Uma rede de pesquisadores de 17 países analisou a evolução do fungo Colletotrichum graminicola, causador da antracnose do milho, e identificou três linhagens geneticamente distintas, potencialmente originárias da Mesoamérica. O estudo, que examinou 212 isolados provenientes dos cinco continentes, revelou que a disseminação global do patógeno foi impulsionado por fatores naturais e humanos, com destaque para a troca de sementes contaminadas.

De acordo com Flávia Rogério, colaboradora da Universidade de Salamanca (Usal), na Espanha e da Universidade da Flórida (UF), nos Estados Unidos, a pesquisa apontou que o fungo apresenta três linhagens principais: norte-americana, brasileira e europeia.

“A linhagem da América do Norte parece ser a mais antiga e ancestral, com ramificações que atingiram o Brasil e a Europa. No entanto, a linhagem europeia mostrou ser a mais virulenta, o que pode aumentar os riscos de novos surtos da doença”, explica a cientista.

Flávia Rogério

Além disso, o estudo identificou migração entre a Argentina e a Europa, com isolados argentinos agrupados na linhagem europeia. Esse intercâmbio genético pode ter sido favorecido pelo uso de sementes contaminadas em viveiros de inverno na América do Sul, frequentemente empregados em programas de melhoramento genético.
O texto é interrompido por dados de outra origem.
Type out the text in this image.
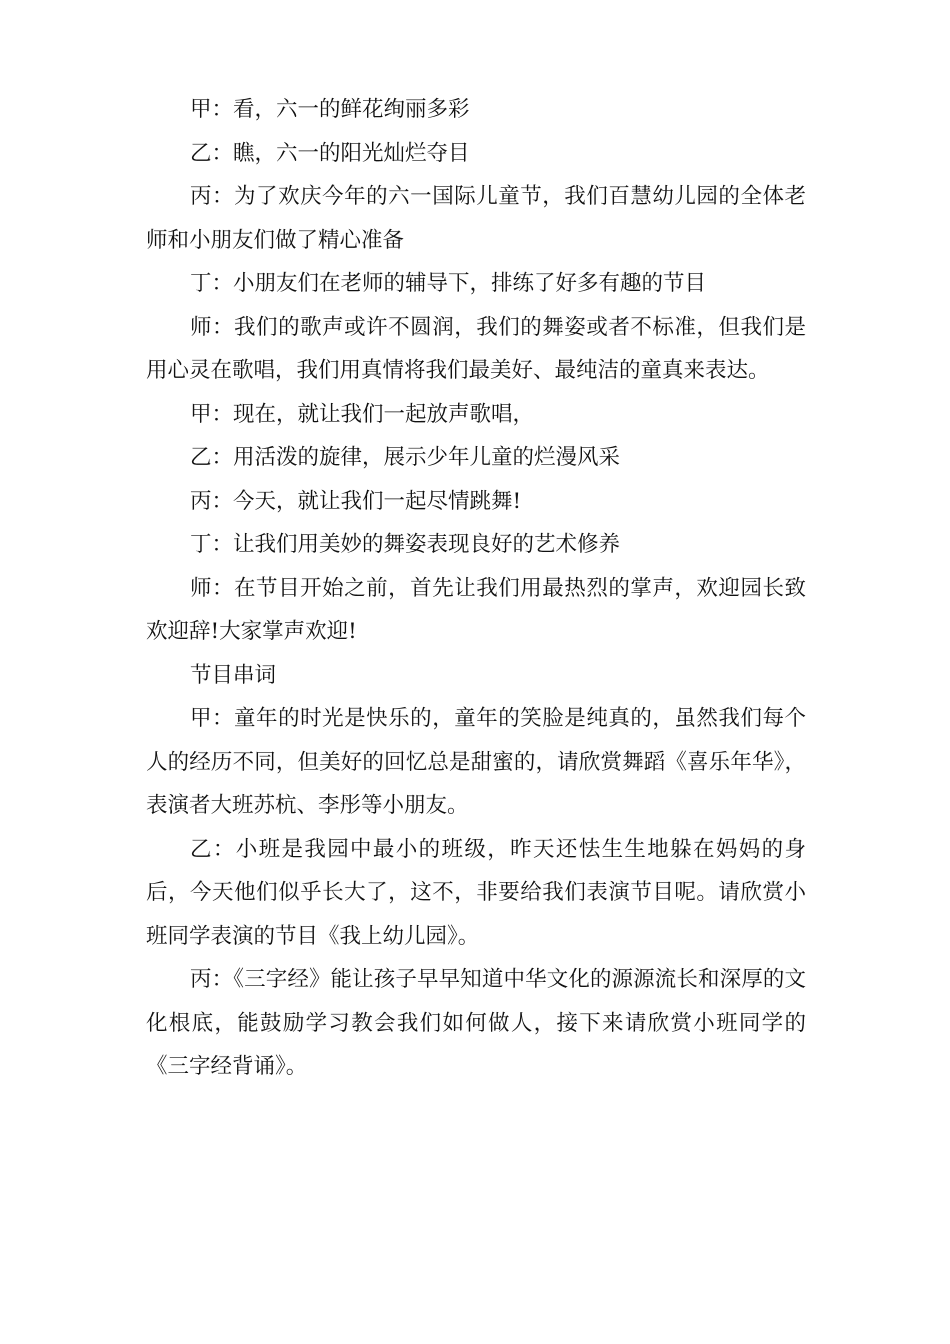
甲：看，六一的鲜花绚丽多彩

乙：瞧，六一的阳光灿烂夺目

丙：为了欢庆今年的六一国际儿童节，我们百慧幼儿园的全体老师和小朋友们做了精心准备

丁：小朋友们在老师的辅导下，排练了好多有趣的节目

师：我们的歌声或许不圆润，我们的舞姿或者不标准，但我们是用心灵在歌唱，我们用真情将我们最美好、最纯洁的童真来表达。

甲：现在，就让我们一起放声歌唱，

乙：用活泼的旋律，展示少年儿童的烂漫风采

丙：今天，就让我们一起尽情跳舞!

丁：让我们用美妙的舞姿表现良好的艺术修养

师：在节目开始之前，首先让我们用最热烈的掌声，欢迎园长致欢迎辞!大家掌声欢迎!

节目串词

甲：童年的时光是快乐的，童年的笑脸是纯真的，虽然我们每个人的经历不同，但美好的回忆总是甜蜜的，请欣赏舞蹈《喜乐年华》，表演者大班苏杭、李彤等小朋友。

乙：小班是我园中最小的班级，昨天还怯生生地躲在妈妈的身后，今天他们似乎长大了，这不，非要给我们表演节目呢。请欣赏小班同学表演的节目《我上幼儿园》。

丙：《三字经》能让孩子早早知道中华文化的源源流长和深厚的文化根底，能鼓励学习教会我们如何做人，接下来请欣赏小班同学的《三字经背诵》。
A investigação utilizou diversos métodos estatísticos e computacionais para analisar a relação entre distância genética e geográfica, concluindo que até 35,8% da variação genética do fungo encontrada pode ser explicada pela distância geográfica entre as populações. A grande mobilidade do fungo, isto é sua capacidade de disseminação, sugere uma longa história de adaptação e migração global, impulsionada por recombinações genéticas. A recombinação genética pode gerar novos genótipos do fungo, aumentando a diversidade genética e virulência.
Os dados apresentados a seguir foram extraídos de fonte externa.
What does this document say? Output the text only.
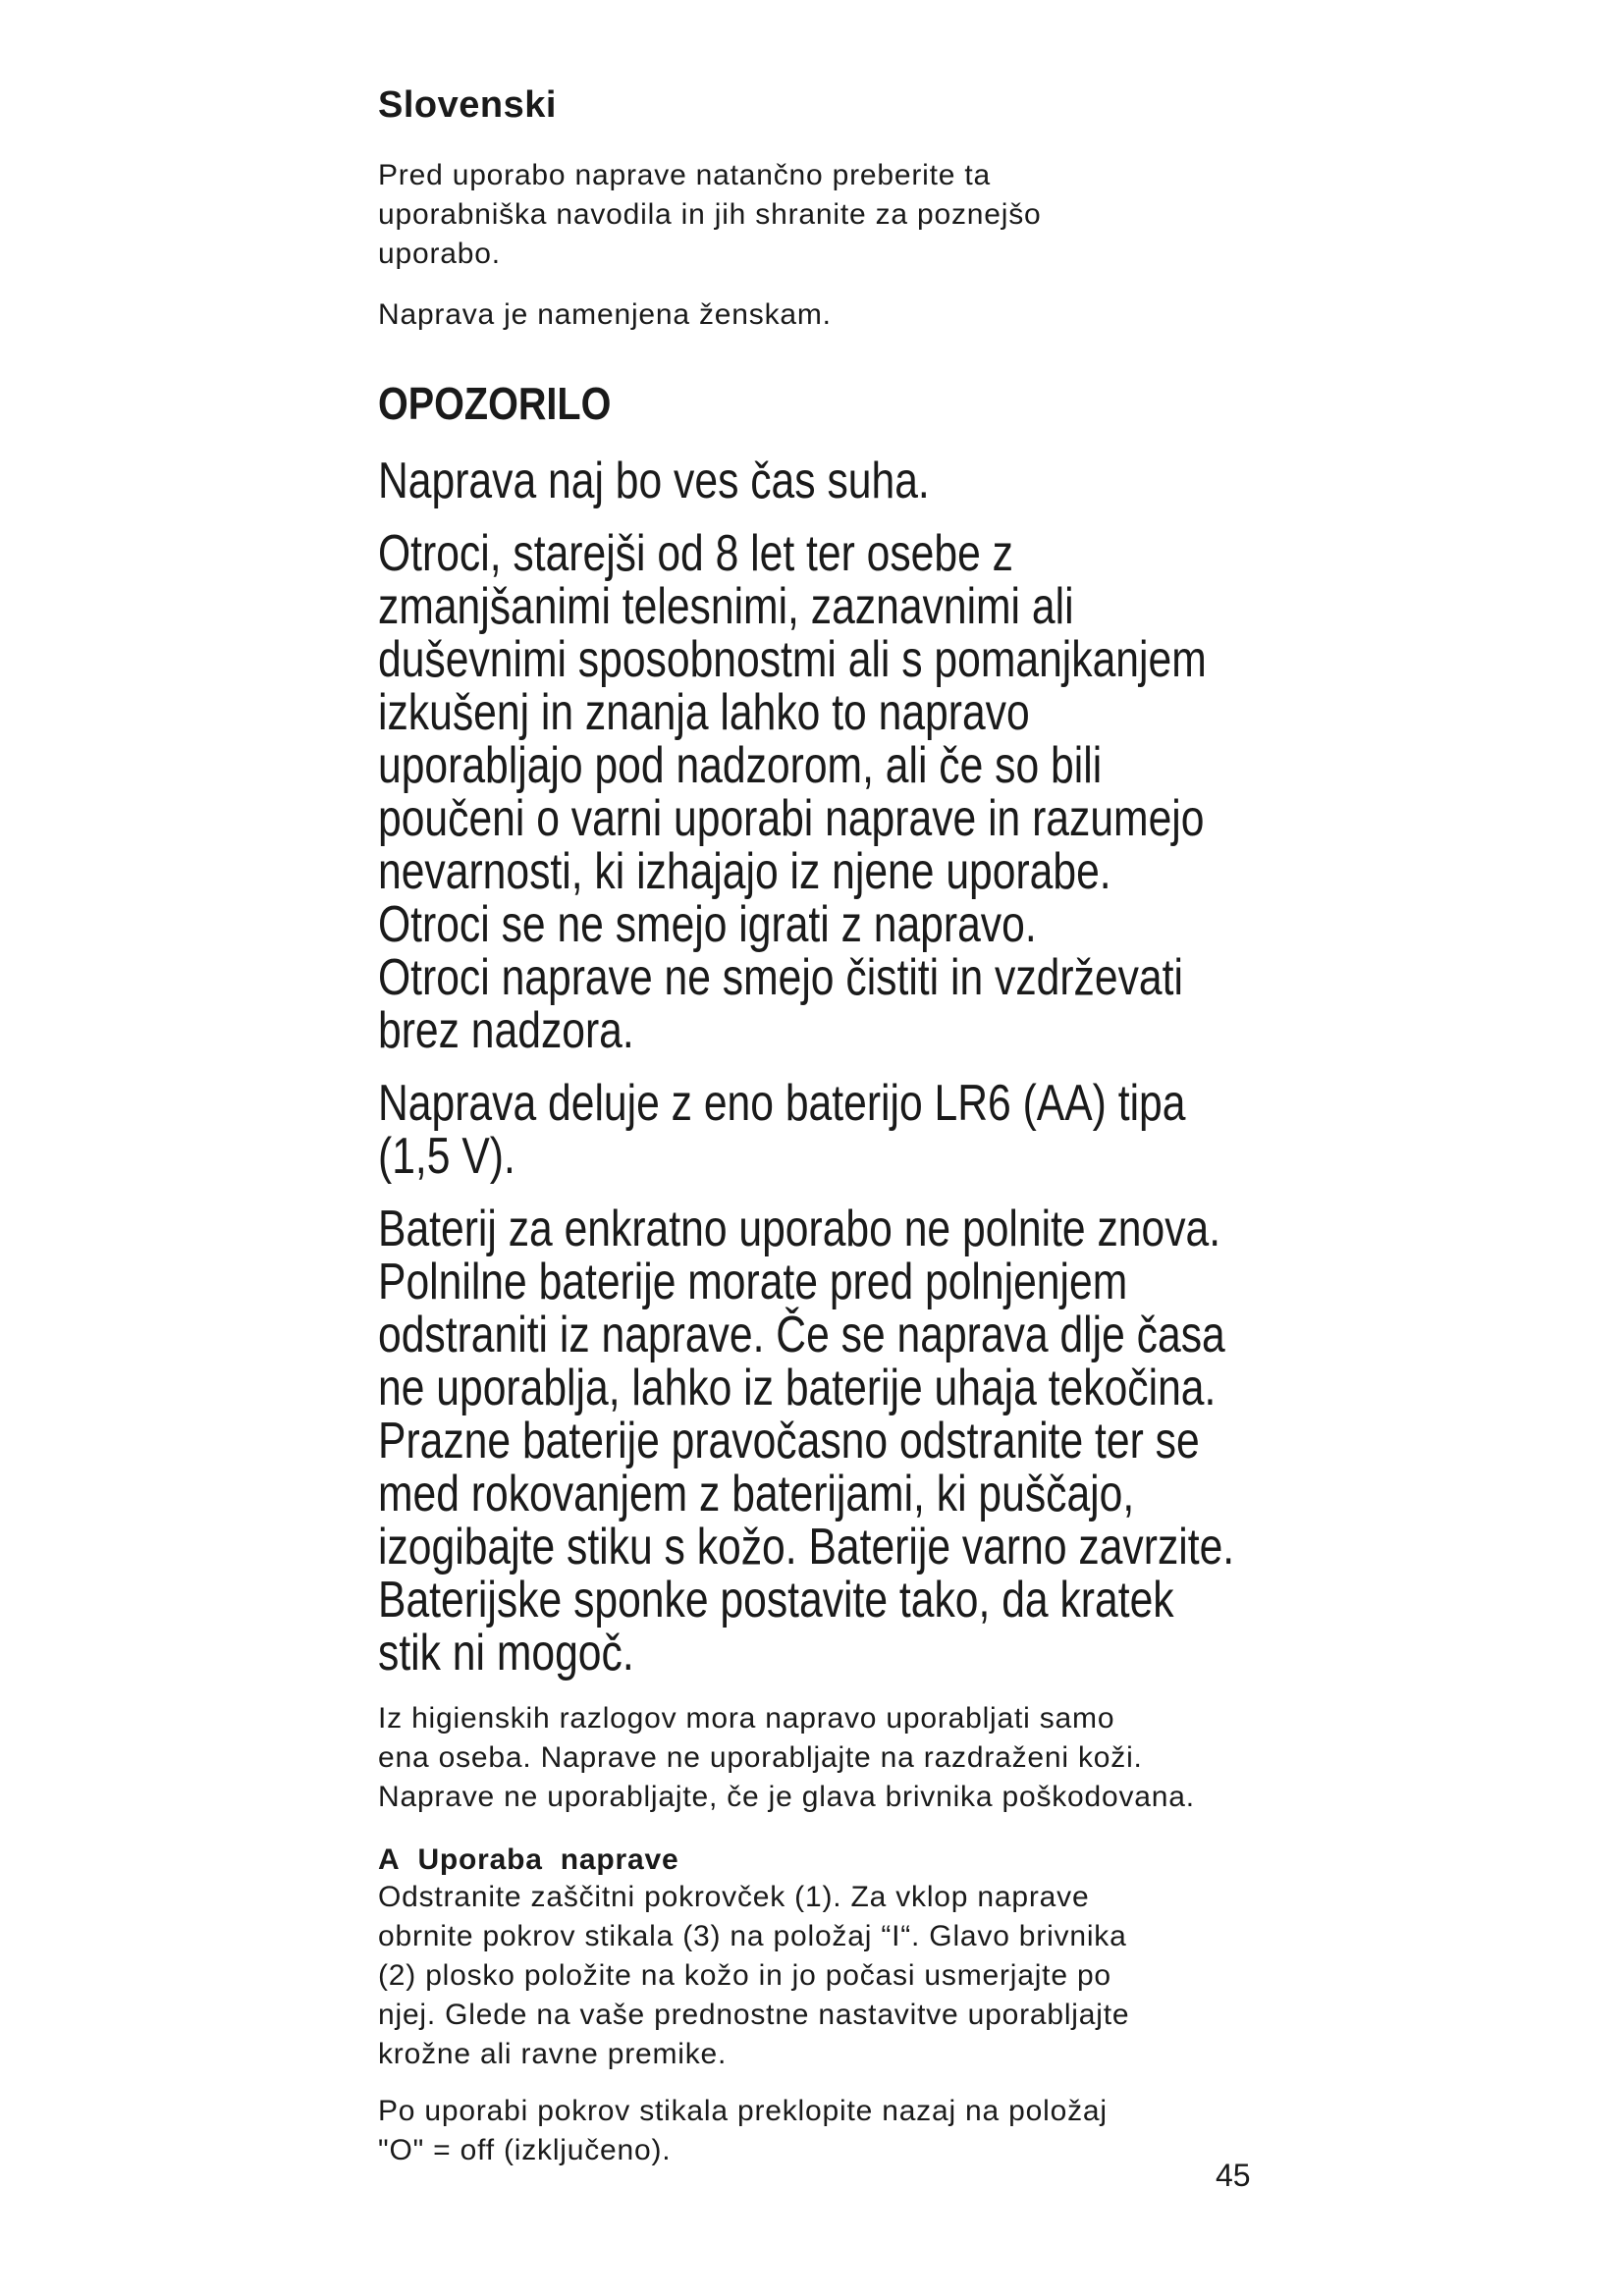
Slovenski

Pred uporabo naprave natančno preberite ta uporabniška navodila in jih shranite za poznejšo uporabo.

Naprava je namenjena ženskam.

OPOZORILO
Naprava naj bo ves čas suha.
Otroci, starejši od 8 let ter osebe z
zmanjšanimi telesnimi, zaznavnimi ali
duševnimi sposobnostmi ali s pomanjkanjem
izkušenj in znanja lahko to napravo
uporabljajo pod nadzorom, ali če so bili
poučeni o varni uporabi naprave in razumejo
nevarnosti, ki izhajajo iz njene uporabe.
Otroci se ne smejo igrati z napravo.
Otroci naprave ne smejo čistiti in vzdrževati
brez nadzora.
Naprava deluje z eno baterijo LR6 (AA) tipa
(1,5 V).
Baterij za enkratno uporabo ne polnite znova.
Polnilne baterije morate pred polnjenjem
odstraniti iz naprave. Če se naprava dlje časa
ne uporablja, lahko iz baterije uhaja tekočina.
Prazne baterije pravočasno odstranite ter se
med rokovanjem z baterijami, ki puščajo,
izogibajte stiku s kožo. Baterije varno zavrzite.
Baterijske sponke postavite tako, da kratek
stik ni mogoč.
Iz higienskih razlogov mora napravo uporabljati samo
ena oseba. Naprave ne uporabljajte na razdraženi koži.
Naprave ne uporabljajte, če je glava brivnika poškodovana.
A Uporaba naprave
Odstranite zaščitni pokrovček (1). Za vklop naprave
obrnite pokrov stikala (3) na položaj “I“. Glavo brivnika
(2) plosko položite na kožo in jo počasi usmerjajte po
njej. Glede na vaše prednostne nastavitve uporabljajte
krožne ali ravne premike.
Po uporabi pokrov stikala preklopite nazaj na položaj
"O" = off (izključeno).
45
O pesquisador Wagner Bettiol, da Embrapa Meio Ambiente (SP), reforça que a ação humana teve papel essencial na disseminação do patógeno. O estudo também evidenciou que 80% dos isolados analisados apresentam sinais de mistura genética, enquanto 20% são geneticamente puros. Essa grande diversidade observada aumenta os desafios para o desenvolvimento de variedades de milho resistentes.
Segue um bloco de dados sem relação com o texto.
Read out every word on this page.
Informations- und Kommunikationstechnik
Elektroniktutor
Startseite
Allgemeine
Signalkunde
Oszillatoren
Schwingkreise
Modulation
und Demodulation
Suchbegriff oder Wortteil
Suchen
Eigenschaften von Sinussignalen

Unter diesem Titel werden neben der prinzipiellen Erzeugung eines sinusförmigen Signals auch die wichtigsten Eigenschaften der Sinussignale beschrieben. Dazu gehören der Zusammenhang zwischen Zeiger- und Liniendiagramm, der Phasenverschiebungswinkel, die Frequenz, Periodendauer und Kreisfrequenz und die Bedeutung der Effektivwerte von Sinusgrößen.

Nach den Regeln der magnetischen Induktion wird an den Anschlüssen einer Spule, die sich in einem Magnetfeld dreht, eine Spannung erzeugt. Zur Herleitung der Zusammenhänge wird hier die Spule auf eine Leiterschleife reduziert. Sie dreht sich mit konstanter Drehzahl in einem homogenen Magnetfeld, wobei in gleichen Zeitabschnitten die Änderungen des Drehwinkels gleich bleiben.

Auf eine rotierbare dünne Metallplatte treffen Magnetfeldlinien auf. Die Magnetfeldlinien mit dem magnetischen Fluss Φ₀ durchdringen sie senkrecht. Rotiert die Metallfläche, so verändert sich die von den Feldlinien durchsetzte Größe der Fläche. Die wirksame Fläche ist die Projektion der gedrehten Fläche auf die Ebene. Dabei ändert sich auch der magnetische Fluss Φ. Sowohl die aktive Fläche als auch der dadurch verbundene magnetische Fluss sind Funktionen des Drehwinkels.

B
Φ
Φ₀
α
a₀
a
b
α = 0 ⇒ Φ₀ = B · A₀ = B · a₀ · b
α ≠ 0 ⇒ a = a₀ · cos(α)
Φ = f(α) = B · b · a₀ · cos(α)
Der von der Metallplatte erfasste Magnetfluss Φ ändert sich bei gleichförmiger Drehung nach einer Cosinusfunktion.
Além disso, a pesquisa revelou diferenças significativas na idade e na frequência de eventos de introgressão genética – que é o processo de incorporar alelos de uma espécie no pool genético de outra espécie entre linhagens da América do Norte, Europa e Brasil. Os resultados sugerem que a linhagem norte-americana é a mais antiga e atuou como intermediária na disseminação global do fungo.

Fungos causadores de doenças de plantas podem se disseminar a curtas distâncias por meio do vento e chuva, e a longas distâncias pela ação do homem, quando seus esporos são transportados por materiais vegetativos contaminados.